Felices farsas
La Navidad y toda su batería de lucecitas y anuncios nos imploran que nos quitemos la máscara, que seamos otra vez lo que dejamos de ser
Antes de que la Navidad empezase en otoño y de que la bulimia consumista acabase con todo, asociaba estas fiestas a ver determinadas películas, escuchar canciones que solo me apetecen por tan señaladas fechas o con algo tan pagano como el teatro, y no solo por el auto de teatro medieval español que han representado en el colegio desde mi madre a mi hija. Para ser más exactos, asocio la Navidad con los cómicos y con esa cualidad desinhibida y alegre que tienen de comportarse sin miedo al absurdo. En su libro El actor y los demás, Fernando Fernán Gómez analiza de forma magistral las paradojas de su oficio, también su diferencia con el resto del mundo: “Esta posibilidad de desahogarse sin correr riesgos, sin amenaza del ridículo, de la cárcel o del manicomio, no la tienen los demás. La perdieron con la infancia”.
La Navidad y toda su batería de lucecitas y anuncios nos imploran que nos quitemos la máscara, que seamos otra vez lo que dejamos de ser. Niños, o cómicos. “El niño quiere serlo todo”, escribe el actor. “Un día, barbero. Otro, cosmonauta. Al siguiente, limpiabotas… La vocación del actor delata en parte este infantilismo”. Con o sin pavo, con o sin lotería, los cómicos siempre parecen estar celebrando algo. Tienen la extraña suerte de poder expresar sus emociones sin paracaídas.
Asocio la Navidad con los cómicos y esa cualidad desinhibida y alegre que tienen de comportarse sin miedo al absurdo
Tengo películas de cabecera para estas fechas. La estadounidense La joya de la familia me hace llorar a moco tendido porque, sin parecerse tanto, se asemeja mucho a mi propia familia y a nuestra forma tan desestructurada como compacta de estar en el mundo. En un momento de la película, mientras el resto duerme o anda por ahí, la hermana mayor de la familia Stone ve un clásico de estas fechas, Cita en San Luis, de Vincente Minnelli, donde Judy Garland canta Have yourself a merry little Christmas. Solo Frank Sinatra me pone aún más triste. La Navidad sin sus villancicos tampoco sería lo mismo.
Pero si pienso en turrones y zambombas, la imagen que me asalta es la de los Pescaílla-Flores, la única dinastía española que, para ser sinceros, me representa.

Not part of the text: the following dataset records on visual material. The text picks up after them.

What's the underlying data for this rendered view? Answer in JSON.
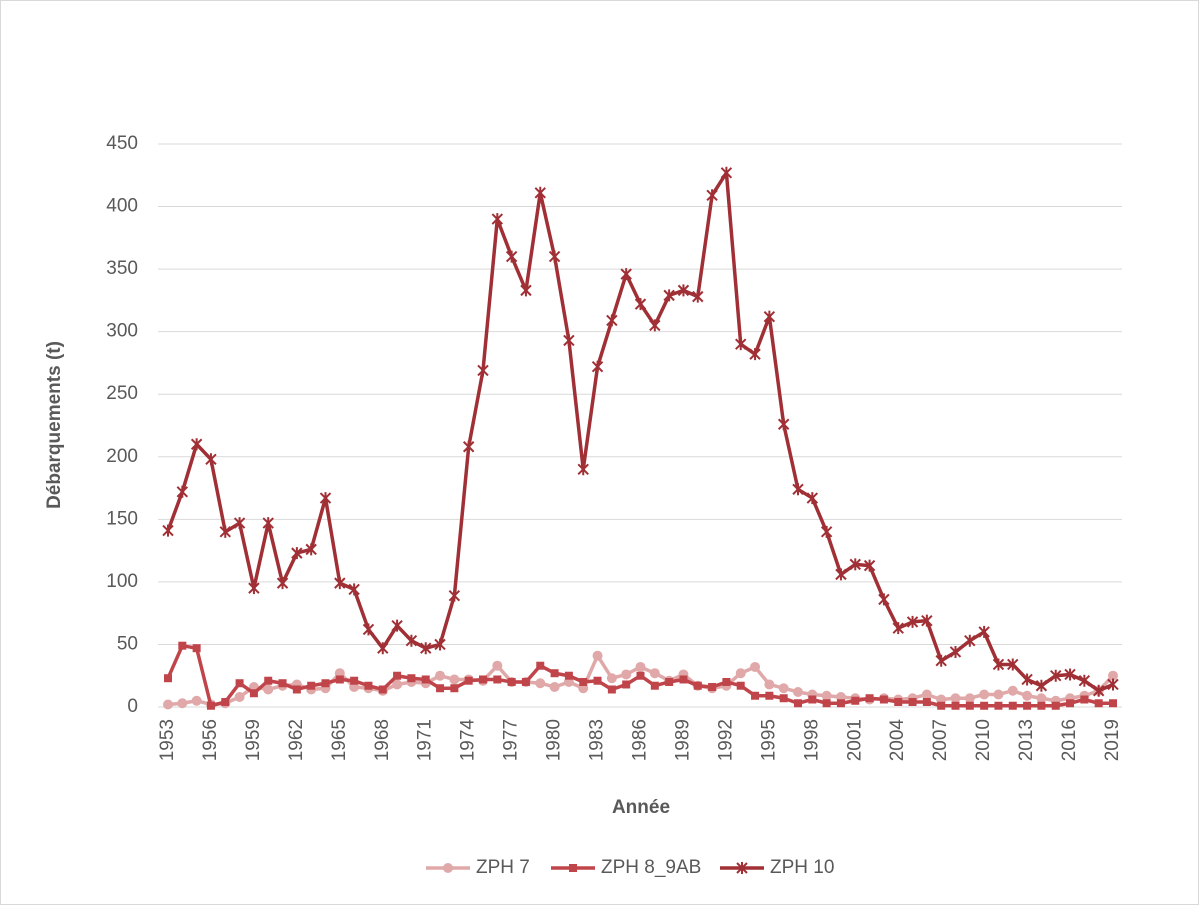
{
  "chart_data": {
    "type": "line",
    "x_label": "Année",
    "y_label": "Débarquements (t)",
    "x": [
      1953,
      1954,
      1955,
      1956,
      1957,
      1958,
      1959,
      1960,
      1961,
      1962,
      1963,
      1964,
      1965,
      1966,
      1967,
      1968,
      1969,
      1970,
      1971,
      1972,
      1973,
      1974,
      1975,
      1976,
      1977,
      1978,
      1979,
      1980,
      1981,
      1982,
      1983,
      1984,
      1985,
      1986,
      1987,
      1988,
      1989,
      1990,
      1991,
      1992,
      1993,
      1994,
      1995,
      1996,
      1997,
      1998,
      1999,
      2000,
      2001,
      2002,
      2003,
      2004,
      2005,
      2006,
      2007,
      2008,
      2009,
      2010,
      2011,
      2012,
      2013,
      2014,
      2015,
      2016,
      2017,
      2018,
      2019
    ],
    "xlim": [
      1953,
      2019
    ],
    "xticks": [
      1953,
      1956,
      1959,
      1962,
      1965,
      1968,
      1971,
      1974,
      1977,
      1980,
      1983,
      1986,
      1989,
      1992,
      1995,
      1998,
      2001,
      2004,
      2007,
      2010,
      2013,
      2016,
      2019
    ],
    "ylim": [
      0,
      450
    ],
    "yticks": [
      0,
      50,
      100,
      150,
      200,
      250,
      300,
      350,
      400,
      450
    ],
    "grid": true,
    "legend": "bottom",
    "series": [
      {
        "name": "ZPH 7",
        "color": "#e0a8a8",
        "marker": "circle",
        "values": [
          2,
          3,
          5,
          2,
          3,
          8,
          16,
          14,
          17,
          18,
          14,
          15,
          27,
          16,
          15,
          13,
          18,
          20,
          19,
          25,
          22,
          22,
          21,
          33,
          20,
          20,
          19,
          16,
          20,
          15,
          41,
          23,
          26,
          32,
          27,
          21,
          26,
          17,
          15,
          17,
          27,
          32,
          18,
          15,
          12,
          10,
          9,
          8,
          7,
          6,
          7,
          6,
          7,
          10,
          6,
          7,
          7,
          10,
          10,
          13,
          9,
          7,
          5,
          7,
          9,
          13,
          25
        ]
      },
      {
        "name": "ZPH 8_9AB",
        "color": "#c0454a",
        "marker": "square",
        "values": [
          23,
          49,
          47,
          1,
          4,
          19,
          11,
          21,
          19,
          14,
          17,
          19,
          22,
          21,
          17,
          14,
          25,
          23,
          22,
          15,
          15,
          21,
          22,
          22,
          20,
          20,
          33,
          27,
          25,
          20,
          21,
          14,
          18,
          25,
          17,
          20,
          22,
          17,
          16,
          20,
          17,
          9,
          9,
          7,
          3,
          6,
          3,
          3,
          5,
          7,
          6,
          4,
          4,
          4,
          1,
          1,
          1,
          1,
          1,
          1,
          1,
          1,
          1,
          3,
          6,
          3,
          3
        ]
      },
      {
        "name": "ZPH 10",
        "color": "#a03035",
        "marker": "star",
        "values": [
          141,
          172,
          210,
          198,
          140,
          147,
          95,
          147,
          99,
          123,
          126,
          167,
          99,
          94,
          62,
          47,
          65,
          53,
          47,
          50,
          89,
          208,
          269,
          390,
          360,
          333,
          411,
          360,
          293,
          190,
          272,
          309,
          346,
          322,
          305,
          329,
          333,
          328,
          409,
          427,
          290,
          282,
          312,
          226,
          174,
          167,
          140,
          106,
          114,
          113,
          86,
          63,
          68,
          69,
          37,
          44,
          53,
          60,
          34,
          34,
          22,
          17,
          25,
          26,
          21,
          13,
          18
        ]
      }
    ]
  }
}
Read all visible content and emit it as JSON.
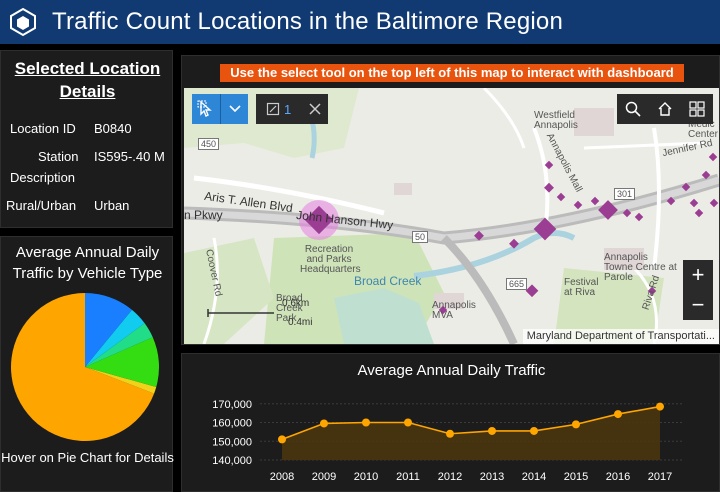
{
  "header": {
    "title": "Traffic Count Locations in the Baltimore Region"
  },
  "details": {
    "title": "Selected Location Details",
    "rows": [
      {
        "label": "Location ID",
        "value": "B0840"
      },
      {
        "label": "Station",
        "label2": "Description",
        "value": "IS595-.40 M"
      },
      {
        "label": "Rural/Urban",
        "value": "Urban"
      }
    ]
  },
  "pie": {
    "title": "Average Annual Daily Traffic by Vehicle Type",
    "footer": "Hover on Pie Chart for Details",
    "slices_percent": [
      69.5,
      1.5,
      11,
      3.5,
      4,
      11
    ],
    "slice_colors": [
      "#ffa500",
      "#f0d21a",
      "#33dd11",
      "#22dd88",
      "#11ccee",
      "#1a7fff"
    ]
  },
  "map": {
    "instruction": "Use the select tool on the top left of this map to interact with dashboard",
    "selected_count": "1",
    "attribution": "Maryland Department of Transportati...",
    "scale_km": "0.6km",
    "scale_mi": "0.4mi",
    "labels": {
      "allen_blvd": "Aris T. Allen Blvd",
      "hwy": "John Hanson Hwy",
      "pkwy": "n Pkwy",
      "rec": "Recreation and Parks Headquarters",
      "broad_creek": "Broad Creek",
      "broad_creek_park": "Broad Creek Park",
      "annapolis_mva": "Annapolis MVA",
      "westfield": "Westfield Annapolis",
      "towne": "Annapolis Towne Centre at Parole",
      "festival": "Festival at Riva",
      "annapolis_mall": "Annapolis Mall",
      "jennifer": "Jennifer Rd",
      "medic": "Medic Center",
      "coover": "Coover Rd",
      "riva": "Riva Rd",
      "r450": "450",
      "r50": "50",
      "r665": "665",
      "r301": "301"
    }
  },
  "line_chart": {
    "title": "Average Annual Daily Traffic"
  },
  "chart_data": {
    "type": "area",
    "title": "Average Annual Daily Traffic",
    "categories": [
      "2008",
      "2009",
      "2010",
      "2011",
      "2012",
      "2013",
      "2014",
      "2015",
      "2016",
      "2017"
    ],
    "values": [
      151000,
      159500,
      160000,
      160000,
      154000,
      155500,
      155500,
      159000,
      164500,
      168500
    ],
    "yticks": [
      "140,000",
      "150,000",
      "160,000",
      "170,000"
    ],
    "ylim": [
      140000,
      172000
    ],
    "color": "#ffa500",
    "grid": true
  }
}
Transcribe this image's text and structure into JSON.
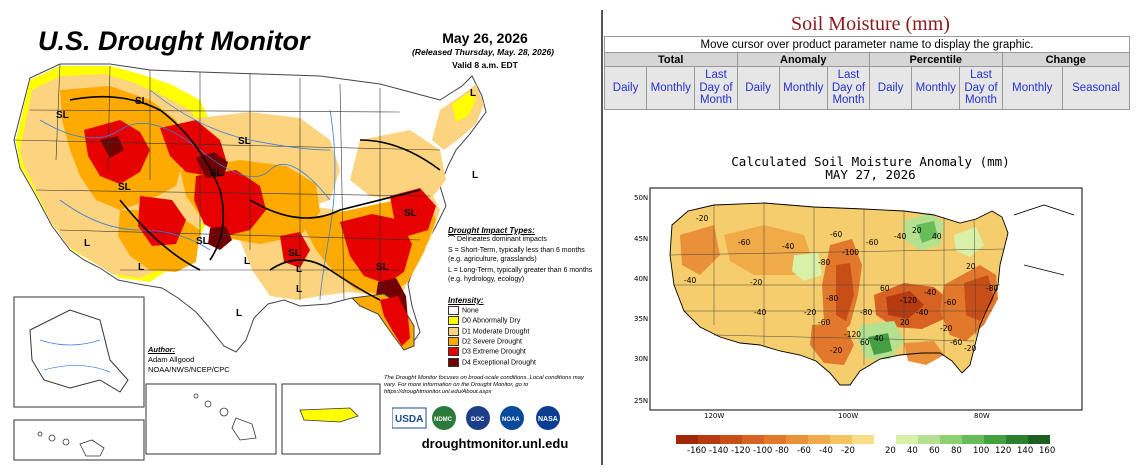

Los vídeos virales de La Faraona me han alegrado muchas fiestas, como aquel de los setenta que resucitó hace un par de años del contenedor de recuerdos de la televisión pública para conquistar a los recién aterrizados millennials. “Por una noche extraordinaria y un año que no se puede aguantar. Coger su copa y brindar conmigo”, nos jaleaba ese fin de año Lola. Es tonto e inútil buscarle una heredera, y más cuando hay una de su propia sangre. Quedó claro en otro de esos vídeos virales que nos hacen perder las tardes. Su nieta Alba se equivocó de estreno en la tan navideña Gran Vía de Madrid, y en lugar de hacer el photocall de Quién te cantará se presentó en el de El fotógrafo de Mauthausen. Su luminosa forma de reaccionar ante la cámara cuando el periodista le hizo ver su error no se ensaya. Es razonable que uno de los apelativos que más circuló esa tarde por las redes fuera el de “diosa”.
En su libro, Fernán Gómez busca las claves a por qué se ha marginado a los histriones a lo largo de la historia. La idea de que detrás de ellos se esconde una “moral relajada”, que son capaces de mentir hasta ser otros, los convierte en eternos sospechosos: “Y así como los farsantes tienen como fundamento de su arte la imitación, los demás la tienen como fundamento de su educación, de su amaestramiento, de su domesticación”. Solo me queda, por tanto, desearles una farsante navidad.